Golf Stories

David Hearn talks about his local connection

Posted On: Friday, May 12, 2017

PGA Tour player learned the game at Pike Lake

David Hearn talks about his local connection

By Steve Harron
Golf BruceGreySimcoe

After wrapping up last season at the BMW Championship, PGA Tour player David Hearn headed back to where he learned to play the game - Pike Lake Golf Centre near Mount Forest, Ontario.

The low-key visit last fall was part of the 37-year-old’s ongoing support of an annual charity tournament named in honour of the late wife of one of his early mentors, Pike Lake golf pro George Forrest.

The Mary Lynne Forrest Memorial tournament has raised about $700,000 for local hospitals during the past 12 years and Hearn has supported it over the years with donated items. 
This year, he decided to go one step further by offering as a prize the opportunity for three local golfers to play with him for 18 holes.

“Part of the reason why I am where I am today is because of where I started and to be able to help in this way - to give back - means a lot to me,”
he said during an interview.

His connection to Pike Lake goes back many years to when his family, which is from Brantford, Ont., would spend their summers at a seasonal residence east of Mount Forest (it’s now his parents’ permanent home).

“I would hit balls at our property and when I got to be seven years old we started to look for a place to play golf and Pike Lake became my home,” he said.

The course was welcoming to “really young golfers” and Hearn received a lot of help from George Forrest. “George was the first golf professional I hung around with a lot and he helped steer me in the right direction.
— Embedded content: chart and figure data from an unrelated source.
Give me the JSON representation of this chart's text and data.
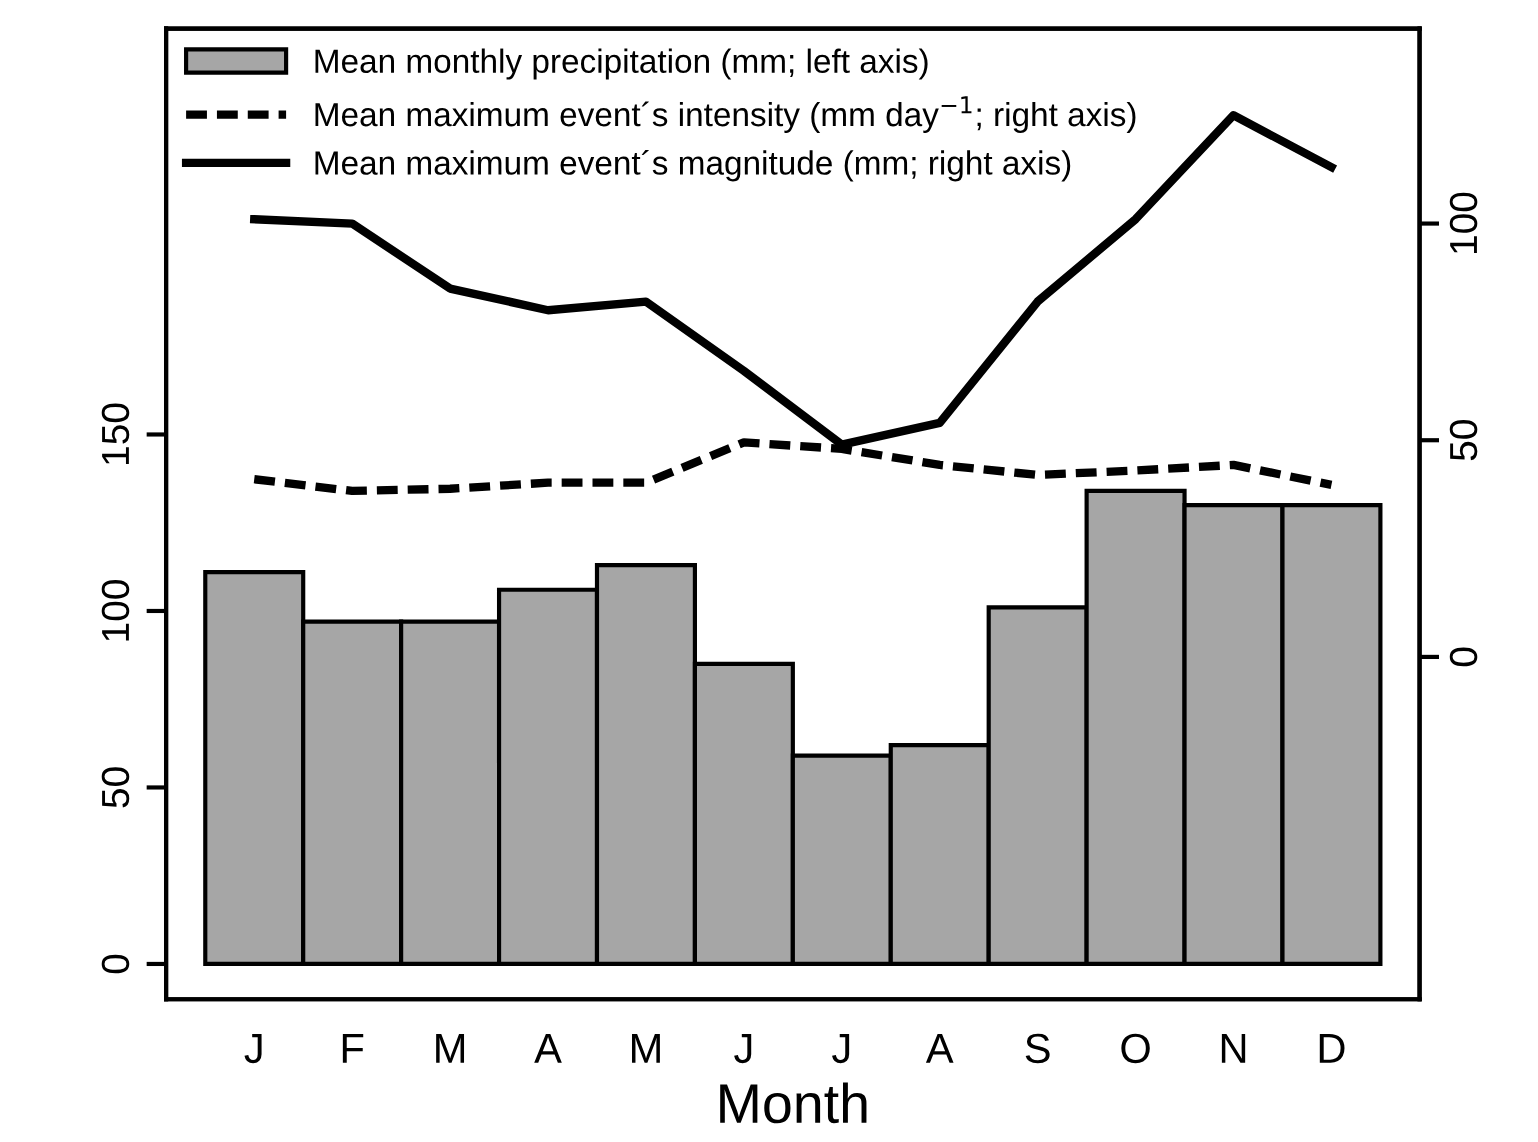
{
  "chart_data": {
    "type": "bar",
    "xlabel": "Month",
    "categories": [
      "J",
      "F",
      "M",
      "A",
      "M",
      "J",
      "J",
      "A",
      "S",
      "O",
      "N",
      "D"
    ],
    "ylim": [
      -10,
      265
    ],
    "yticks": [
      0,
      50,
      100,
      150
    ],
    "y2lim": [
      -79,
      145
    ],
    "y2ticks": [
      0,
      50,
      100
    ],
    "legend": "top left",
    "grid": false,
    "series": [
      {
        "name": "Mean monthly precipitation (mm; left axis)",
        "color": "#a6a6a6",
        "values": [
          111,
          97,
          97,
          106,
          113,
          85,
          59,
          62,
          101,
          134,
          130,
          130
        ]
      },
      {
        "name": "Mean maximum event´s intensity (mm day$^{−1}$; right axis)",
        "type": "line",
        "axis": "y2",
        "line_style": "dashed",
        "color": "#000000",
        "values": [
          41,
          38.3,
          38.8,
          40.2,
          40.2,
          49.5,
          48,
          44.3,
          42,
          43,
          44.3,
          39.7
        ]
      },
      {
        "name": "Mean maximum event´s magnitude (mm; right axis)",
        "type": "line",
        "axis": "y2",
        "line_style": "solid",
        "color": "#000000",
        "values": [
          101,
          100,
          85,
          80,
          82,
          66,
          49,
          54,
          82,
          101,
          125,
          113
        ]
      }
    ]
  }
}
He has had a really big influence on me getting into the game and helping me get off to the right start.”

Back then Forrest’s role was just to share his knowledge of the game and he left the swing instructions to David’s father, Geoff.
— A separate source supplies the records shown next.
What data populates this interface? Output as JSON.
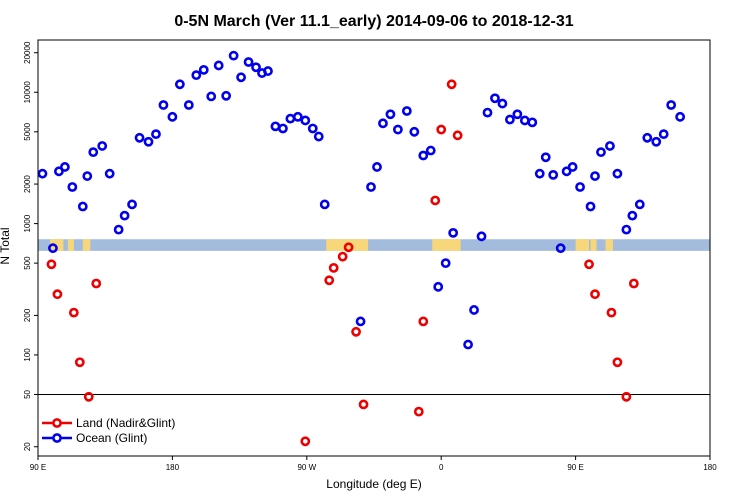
{
  "chart_data": {
    "type": "scatter",
    "title": "0-5N March (Ver 11.1_early)   2014-09-06 to 2018-12-31",
    "xlabel": "Longitude (deg E)",
    "ylabel": "N Total",
    "x_domain": [
      0,
      450
    ],
    "y_scale": "log",
    "ylim": [
      17,
      25000
    ],
    "x_ticks": [
      {
        "pos": 0,
        "label": "90 E"
      },
      {
        "pos": 90,
        "label": "180"
      },
      {
        "pos": 180,
        "label": "90 W"
      },
      {
        "pos": 270,
        "label": "0"
      },
      {
        "pos": 360,
        "label": "90 E"
      },
      {
        "pos": 450,
        "label": "180"
      }
    ],
    "y_ticks": [
      {
        "value": 20,
        "label": "20"
      },
      {
        "value": 50,
        "label": "50"
      },
      {
        "value": 100,
        "label": "100"
      },
      {
        "value": 200,
        "label": "200"
      },
      {
        "value": 500,
        "label": "500"
      },
      {
        "value": 1000,
        "label": "1000"
      },
      {
        "value": 2000,
        "label": "2000"
      },
      {
        "value": 5000,
        "label": "5000"
      },
      {
        "value": 10000,
        "label": "10000"
      },
      {
        "value": 20000,
        "label": "20000"
      }
    ],
    "reference_line": 50,
    "map_strip": {
      "y_range": [
        620,
        760
      ],
      "ocean_color": "#a3bbdc",
      "land_color": "#f7d77a",
      "land_segments": [
        [
          8,
          17
        ],
        [
          20,
          24
        ],
        [
          30,
          35
        ],
        [
          193,
          221
        ],
        [
          264,
          283
        ],
        [
          360,
          369
        ],
        [
          370,
          374
        ],
        [
          380,
          385
        ]
      ]
    },
    "series": [
      {
        "name": "Land (Nadir&Glint)",
        "color": "#ee0000",
        "points": [
          [
            9,
            490
          ],
          [
            13,
            290
          ],
          [
            24,
            210
          ],
          [
            28,
            88
          ],
          [
            34,
            48
          ],
          [
            39,
            350
          ],
          [
            179,
            22
          ],
          [
            195,
            370
          ],
          [
            198,
            460
          ],
          [
            204,
            560
          ],
          [
            208,
            660
          ],
          [
            213,
            150
          ],
          [
            218,
            42
          ],
          [
            255,
            37
          ],
          [
            258,
            180
          ],
          [
            266,
            1500
          ],
          [
            270,
            5200
          ],
          [
            277,
            11500
          ],
          [
            281,
            4700
          ],
          [
            369,
            490
          ],
          [
            373,
            290
          ],
          [
            384,
            210
          ],
          [
            388,
            88
          ],
          [
            394,
            48
          ],
          [
            399,
            350
          ]
        ]
      },
      {
        "name": "Ocean (Glint)",
        "color": "#0000ee",
        "points": [
          [
            3,
            2400
          ],
          [
            10,
            650
          ],
          [
            14,
            2500
          ],
          [
            18,
            2700
          ],
          [
            23,
            1900
          ],
          [
            30,
            1350
          ],
          [
            33,
            2300
          ],
          [
            37,
            3500
          ],
          [
            43,
            3900
          ],
          [
            48,
            2400
          ],
          [
            54,
            900
          ],
          [
            58,
            1150
          ],
          [
            63,
            1400
          ],
          [
            68,
            4500
          ],
          [
            74,
            4200
          ],
          [
            79,
            4800
          ],
          [
            84,
            8000
          ],
          [
            90,
            6500
          ],
          [
            95,
            11500
          ],
          [
            101,
            8000
          ],
          [
            106,
            13500
          ],
          [
            111,
            14800
          ],
          [
            116,
            9300
          ],
          [
            121,
            16000
          ],
          [
            126,
            9400
          ],
          [
            131,
            19000
          ],
          [
            136,
            13000
          ],
          [
            141,
            17000
          ],
          [
            146,
            15500
          ],
          [
            150,
            14000
          ],
          [
            154,
            14500
          ],
          [
            159,
            5500
          ],
          [
            164,
            5300
          ],
          [
            169,
            6300
          ],
          [
            174,
            6500
          ],
          [
            179,
            6100
          ],
          [
            184,
            5300
          ],
          [
            188,
            4600
          ],
          [
            192,
            1400
          ],
          [
            216,
            180
          ],
          [
            223,
            1900
          ],
          [
            227,
            2700
          ],
          [
            231,
            5800
          ],
          [
            236,
            6800
          ],
          [
            241,
            5200
          ],
          [
            247,
            7200
          ],
          [
            252,
            5000
          ],
          [
            258,
            3300
          ],
          [
            263,
            3600
          ],
          [
            268,
            330
          ],
          [
            273,
            500
          ],
          [
            278,
            850
          ],
          [
            288,
            120
          ],
          [
            292,
            220
          ],
          [
            297,
            800
          ],
          [
            301,
            7000
          ],
          [
            306,
            9000
          ],
          [
            311,
            8200
          ],
          [
            316,
            6200
          ],
          [
            321,
            6800
          ],
          [
            326,
            6100
          ],
          [
            331,
            5900
          ],
          [
            336,
            2400
          ],
          [
            340,
            3200
          ],
          [
            345,
            2350
          ],
          [
            350,
            650
          ],
          [
            354,
            2500
          ],
          [
            358,
            2700
          ],
          [
            363,
            1900
          ],
          [
            370,
            1350
          ],
          [
            373,
            2300
          ],
          [
            377,
            3500
          ],
          [
            383,
            3900
          ],
          [
            388,
            2400
          ],
          [
            394,
            900
          ],
          [
            398,
            1150
          ],
          [
            403,
            1400
          ],
          [
            408,
            4500
          ],
          [
            414,
            4200
          ],
          [
            419,
            4800
          ],
          [
            424,
            8000
          ],
          [
            430,
            6500
          ]
        ]
      }
    ],
    "legend": {
      "position": "bottom-left",
      "entries": [
        {
          "label": "Land (Nadir&Glint)",
          "color": "#ee0000"
        },
        {
          "label": "Ocean (Glint)",
          "color": "#0000ee"
        }
      ]
    }
  }
}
Pike Lake didn’t have driving range memberships at that point, but created one to accommodate Hearn, who would spend countless hours at the range.
Forrest can’t remember any golfer putting in more time at the range than Hearn.

His dedication to the game has paid off in a career where he earns a very comfortable living doing what he loves.
Last season, he finished 87th on the PGA Tour money list and earned $1.2 million.

Hearn has a hard time identifying how he was able to make it the PGA Tour when so many try and fail, but he believes his mental toughness is definitely a factor.

“ I have a certain ability and I’ve worked at it over time but I think I’ve also had a tremendous mental ability to stay patient and believe in myself over all these years. My road to the PGA Tour has not been a straight line - it’s had lots of ups and downs and bumps in the road - and I think a lot of guys can relate to that. But it’s hard to put your finger on exactly why (I made it to the tour) but I feel very fortunate to be in the position that I am.”

Hearn was pleased with last season, which included two top-10s and seven top-20s.
He was particularly happy with his finish to the season, which included a tie for 8th at the Deutsche Bank Championship which allowed him to advance to the BMW Championship, the second last tournament of the FedExCup playoffs.

“Toward the end of the year I had a lot of momentum and the top-10 at the Duetsche Bank tournament was a highlight that showed me that I’m heading in the right direction.”

Another highlight this season was being an Olympian in Rio. “It was an amazing experience. When you have a chance to represent your country there is so much pride,” he said.

Hearn, who finished tied for 30th in the Olympic tournament, said being part of Team Canada and sharing experiences with fellow Olympians, including fellow Canadian golfer Graham DeLaet, created some great memories.

“Graham and I were having such a great time that we didn’t want it to end. We were sad to leave.”

Hearn has one of the busiest playing schedules of any player on the PGA Tour and this past season he spent a total of only 9 weeks at his homes in Brantford and Florida.
He’s encouraged by his late-season success and his top-50 putting stats during a year in which he had to give up the long putter.
“I feel like my game is in a really good spot heading into the 2017 season,” he said.